Una denuncia anonima, ma molto dettagliata: palazzi residenziali al posto di strutture di pubblica utilità. Case, uffici e hotel di lusso realizzati in zona F, laddove sarebbero dovuti sorgere servizi per la collettività, attrezzature per lo sport e il tempo libero. E a seguito dell’esposto la procura di Nola ha aperto l’indagine. I pm hanno delegato i vigili urbani a controllare decine di immobili. Il sospetto è che alloggi riservati ad uso foresteria siano stati in effetti venduti a caro prezzo come civili abitazioni, magari attraverso una raffica di compravendite al nero. Ma c’è chi ipotizza che sia molto difficile nascondere flussi di danaro consistenti perché in questa fetta d’hinterland un appartamento di medie dimensioni costa comunque intorno ai 200mila euro, anche se abusivo.
Nel frattempo i controlli richiesti dalla procura riguardano decine di locali, ubicati nella frazione di Licignano. Alloggi destinati, almeno stando a una serie di autorizzazioni, ad uso foresteria, vale a dire a contratti d’affitto temporanei, della durata massima di un anno. In base alla denuncia gli immobili sarebbero stati invece venduti illegalmente come case residenziali. Un sospetto che ha indotto la polizia municipale, su delega della magistratura, a invitare gli abitanti della zona a recarsi presso gli uffici del comando vigili. Gli avvisi a comparire sono già stati notificati. L’inchiesta è di quelle complicate.
«A Casalnuovo – raccontano esponenti delle forze dell’ordine che preferiscono mantenere l’anonimato – c’è un gruppo di speculatori che pianifica in modo criminale, ovviamente con l’aiuto dei colletti bianchi, menti sottili, il sacco del territorio. Ed è una cosa che ormai si trascina da decenni». La storia di città dormitorio come queste è piena di pagine nere. Nel febbraio del 2007 proprio in questo sfortunato centro alle porte di Napoli i carabinieri sequestrarono 74 palazzi abusivi, privi di licenza, realizzati nei terreni agricoli. Poco dopo altri 300 tra palazzi e manufatti vari furono sequestrati dai vigili. E nel dicembre del 2007 il comune venne commissariato per mafia. Uno scandalo enorme. Del caso si occuparono i più grandi media del mondo.
Ma la cementificazione selvaggia, perpetrata senza permessi autorizzativi oppure con licenze taroccate, ha seppellito tutta la provincia. Tanto per fare qualche altro esempio nel dicembre del 2007, a Marano, i carabinieri sequestrarono un altro grosso complesso edilizio, in via Casa Croscio: cinque edifici, 5 mila metri quadrati di superfici abitabili per 60 appartamenti, completi di box e posti auto. Dalle indagini spuntarono licenze false. Non è finita. Nel maggio del 2008 ventitre agenti della polizia municipale di Giuliano, tre dipendenti comunali e tredici imprenditori furono arrestati dalla polizia. Accusa: associazione a delinquere finalizzata all’abusivismo edilizio.

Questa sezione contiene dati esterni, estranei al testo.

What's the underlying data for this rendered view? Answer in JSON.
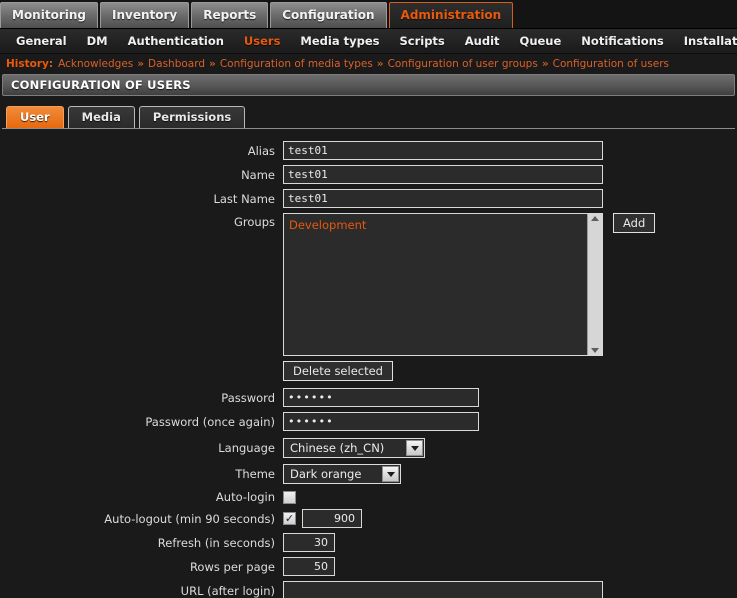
{
  "topnav": {
    "items": [
      {
        "label": "Monitoring",
        "active": false
      },
      {
        "label": "Inventory",
        "active": false
      },
      {
        "label": "Reports",
        "active": false
      },
      {
        "label": "Configuration",
        "active": false
      },
      {
        "label": "Administration",
        "active": true
      }
    ]
  },
  "subnav": {
    "items": [
      {
        "label": "General",
        "active": false
      },
      {
        "label": "DM",
        "active": false
      },
      {
        "label": "Authentication",
        "active": false
      },
      {
        "label": "Users",
        "active": true
      },
      {
        "label": "Media types",
        "active": false
      },
      {
        "label": "Scripts",
        "active": false
      },
      {
        "label": "Audit",
        "active": false
      },
      {
        "label": "Queue",
        "active": false
      },
      {
        "label": "Notifications",
        "active": false
      },
      {
        "label": "Installation",
        "active": false
      }
    ]
  },
  "history": {
    "label": "History:",
    "separator": "»",
    "links": [
      "Acknowledges",
      "Dashboard",
      "Configuration of media types",
      "Configuration of user groups",
      "Configuration of users"
    ]
  },
  "page": {
    "title": "CONFIGURATION OF USERS"
  },
  "form_tabs": [
    {
      "label": "User",
      "active": true
    },
    {
      "label": "Media",
      "active": false
    },
    {
      "label": "Permissions",
      "active": false
    }
  ],
  "form": {
    "alias": {
      "label": "Alias",
      "value": "test01"
    },
    "name": {
      "label": "Name",
      "value": "test01"
    },
    "last_name": {
      "label": "Last Name",
      "value": "test01"
    },
    "groups": {
      "label": "Groups",
      "items": [
        "Development"
      ],
      "add_button": "Add",
      "delete_button": "Delete selected"
    },
    "password": {
      "label": "Password",
      "value": "••••••"
    },
    "password_again": {
      "label": "Password (once again)",
      "value": "••••••"
    },
    "language": {
      "label": "Language",
      "value": "Chinese (zh_CN)"
    },
    "theme": {
      "label": "Theme",
      "value": "Dark orange"
    },
    "auto_login": {
      "label": "Auto-login",
      "checked": false
    },
    "auto_logout": {
      "label": "Auto-logout (min 90 seconds)",
      "checked": true,
      "value": "900"
    },
    "refresh": {
      "label": "Refresh (in seconds)",
      "value": "30"
    },
    "rows_per_page": {
      "label": "Rows per page",
      "value": "50"
    },
    "url_after_login": {
      "label": "URL (after login)",
      "value": ""
    }
  },
  "colors": {
    "accent": "#e8590c",
    "background": "#1a1a1a",
    "input_bg": "#2b2b2b",
    "input_border": "#d8d8d8"
  }
}
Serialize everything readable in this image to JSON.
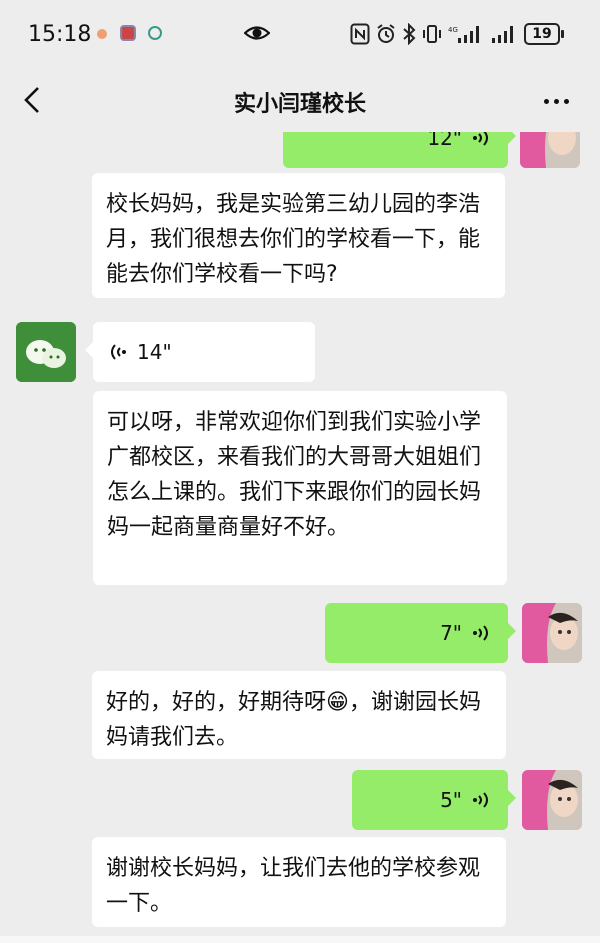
{
  "status_bar": {
    "time": "15:18",
    "battery": "19",
    "signal_text": "ıl ıl"
  },
  "header": {
    "title": "实小闫瑾校长"
  },
  "messages": [
    {
      "side": "right",
      "type": "voice",
      "duration": "12\""
    },
    {
      "side": "transcript",
      "text": "校长妈妈，我是实验第三幼儿园的李浩月，我们很想去你们的学校看一下，能能去你们学校看一下吗?"
    },
    {
      "side": "left",
      "type": "voice",
      "duration": "14\""
    },
    {
      "side": "transcript",
      "text": "可以呀，非常欢迎你们到我们实验小学广都校区，来看我们的大哥哥大姐姐们怎么上课的。我们下来跟你们的园长妈妈一起商量商量好不好。"
    },
    {
      "side": "right",
      "type": "voice",
      "duration": "7\""
    },
    {
      "side": "transcript",
      "text_before": "好的，好的，好期待呀",
      "text_after": "，谢谢园长妈妈请我们去。",
      "emoji": "😁"
    },
    {
      "side": "right",
      "type": "voice",
      "duration": "5\""
    },
    {
      "side": "transcript",
      "text": "谢谢校长妈妈，让我们去他的学校参观一下。"
    }
  ],
  "colors": {
    "background": "#ededed",
    "outgoing_bubble": "#95ec69",
    "incoming_bubble": "#ffffff",
    "status_dot_1": "#f0a070",
    "status_dot_2": "#d04a4a",
    "status_dot_3": "#3a9a8a"
  },
  "icons": [
    "back-arrow-icon",
    "more-dots-icon",
    "eye-icon",
    "nfc-icon",
    "alarm-icon",
    "bluetooth-icon",
    "vibrate-icon",
    "signal-icon",
    "battery-icon",
    "voice-wave-icon",
    "wechat-avatar-icon",
    "emoji-grin-icon"
  ]
}
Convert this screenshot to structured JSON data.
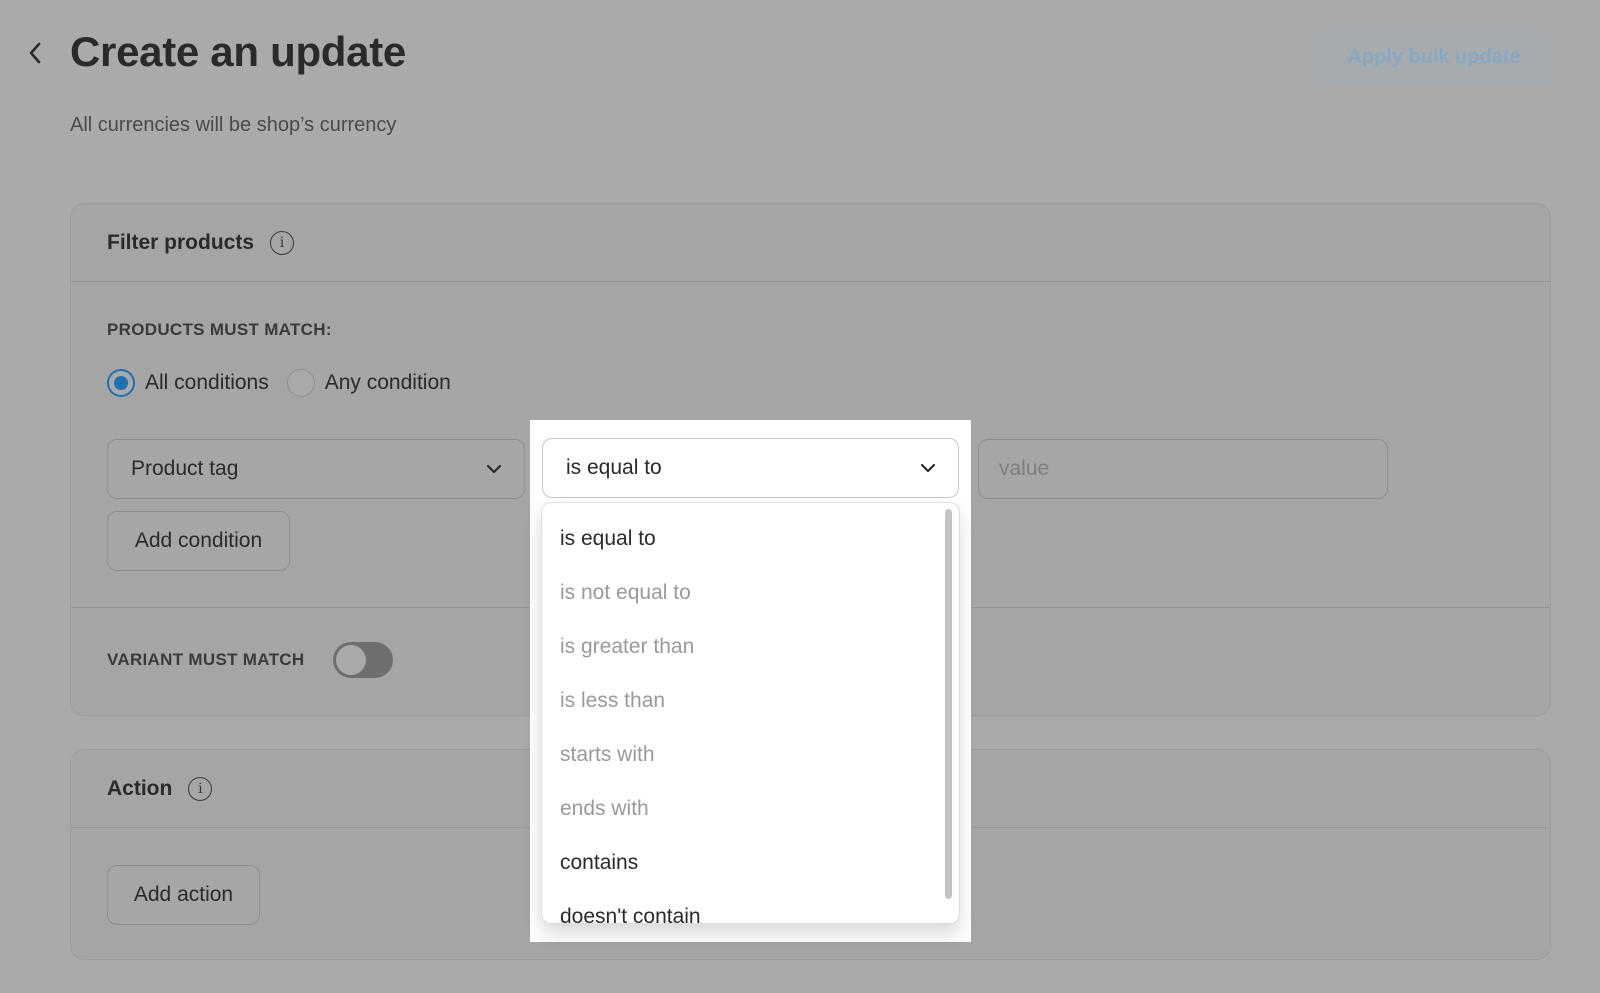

E sempre qui, due mesi dopo, a luglio, i carabinieri sequestrarono un altro rione risultato privo di licenze: 14 edifici. Non solo Casalnuovo, Marano e Giugliano. Anche Acerra è finita di recente nel mirino degli investigatori. Tre settimane fa il pubblico ministero di Nola, Carmine Renzulli, ha aperto un’inchiesta sulla base di un altro pesante sospetto: decine di edifici, circa quaranta, un intero rione, palazzi privati e ville realizzati abusivamente nell’area 167, la zona da riservare all’edilizia economica e popolare.